The following were the top 5 places that peaked in rainfall statistics [2010-2017]

| Rank | Hobli/Village | District | Taluk | Year | Rainfall in mm | Elevation in metres |
|---|---|---|---|---|---|---|
| 1 | Amagavi | Belagavi district | Khanapura | 2010 | 10,068 | 785 |
| 2 | Mundrote | Kodagu district | Madikeri | 2011 | 9,974 | 585 |
| 3 | Hulikal | Shivamogga district | Hosanagara | 2013 | 9,383 | 614 |
| 4 | Agumbe | Shivamogga district | Thirthahalli | 2013 | 8,770 | 643 |
| 5 | Kokalli/Kakalli | Uttara Kannada district | Sirsi | 2014 | 8,746 | 780 |

==Forests==
About 38724 km² (or 20% of Karnataka's geographic) are covered by forests. The forests are classified as reserved (28,611 km²) protected (3,932 km²), unclosed (5,748 km²), village (124 km²) and private (309 km²) forests. The percentage of forests area to Geographical area in the State is less than the all-India average of about 23%, and 33% prescribed in the National Forest Policy.
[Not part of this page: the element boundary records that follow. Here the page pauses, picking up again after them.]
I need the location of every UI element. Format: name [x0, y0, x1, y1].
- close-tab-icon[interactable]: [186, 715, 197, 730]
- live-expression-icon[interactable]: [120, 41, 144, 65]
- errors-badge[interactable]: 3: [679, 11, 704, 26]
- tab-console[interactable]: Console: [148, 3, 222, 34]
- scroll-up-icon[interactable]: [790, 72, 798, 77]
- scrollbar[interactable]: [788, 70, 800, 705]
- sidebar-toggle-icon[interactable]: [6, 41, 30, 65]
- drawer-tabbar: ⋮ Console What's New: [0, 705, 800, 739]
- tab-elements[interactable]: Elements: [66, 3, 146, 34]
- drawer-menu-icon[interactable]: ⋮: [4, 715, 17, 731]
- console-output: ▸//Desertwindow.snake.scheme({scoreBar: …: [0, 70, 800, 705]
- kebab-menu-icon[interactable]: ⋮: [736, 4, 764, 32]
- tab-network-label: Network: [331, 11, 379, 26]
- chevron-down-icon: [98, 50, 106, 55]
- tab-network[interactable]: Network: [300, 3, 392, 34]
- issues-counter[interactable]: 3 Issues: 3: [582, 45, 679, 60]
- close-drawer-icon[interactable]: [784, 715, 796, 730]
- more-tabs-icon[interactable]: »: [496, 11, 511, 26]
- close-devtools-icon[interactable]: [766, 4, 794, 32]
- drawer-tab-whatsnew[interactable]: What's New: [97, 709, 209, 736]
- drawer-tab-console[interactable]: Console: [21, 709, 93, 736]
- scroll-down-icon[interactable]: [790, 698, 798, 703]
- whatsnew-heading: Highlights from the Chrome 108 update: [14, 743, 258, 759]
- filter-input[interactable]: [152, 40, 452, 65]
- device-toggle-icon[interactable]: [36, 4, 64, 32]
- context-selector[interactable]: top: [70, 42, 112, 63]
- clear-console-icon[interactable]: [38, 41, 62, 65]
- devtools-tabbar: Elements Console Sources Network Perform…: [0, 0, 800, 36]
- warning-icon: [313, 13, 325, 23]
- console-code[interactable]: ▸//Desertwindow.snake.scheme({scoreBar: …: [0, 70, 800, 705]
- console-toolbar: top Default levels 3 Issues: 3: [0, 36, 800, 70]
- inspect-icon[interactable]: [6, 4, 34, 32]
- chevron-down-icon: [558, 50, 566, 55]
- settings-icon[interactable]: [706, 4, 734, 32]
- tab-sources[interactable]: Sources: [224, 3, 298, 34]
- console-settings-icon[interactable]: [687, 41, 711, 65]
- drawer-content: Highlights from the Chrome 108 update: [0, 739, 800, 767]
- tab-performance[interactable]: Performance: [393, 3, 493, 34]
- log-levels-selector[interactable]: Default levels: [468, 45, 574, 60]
The area under protected forests in the neighboring States is as follows: Andhra Pradesh 62,000 km² (9% of the total area of the country), Maharashtra 54,000 km² (8%), Tamil Nadu 22,000 km² (3%) and Kerala 11,000 km² (2%).

Karnataka is known for its valuable timbers from the evergreen forests in the Western Ghat region, notably Teak and Rosewood, the richly ornate panels of which adorn the beautiful chambers of the Two Houses of Karnataka Legislature.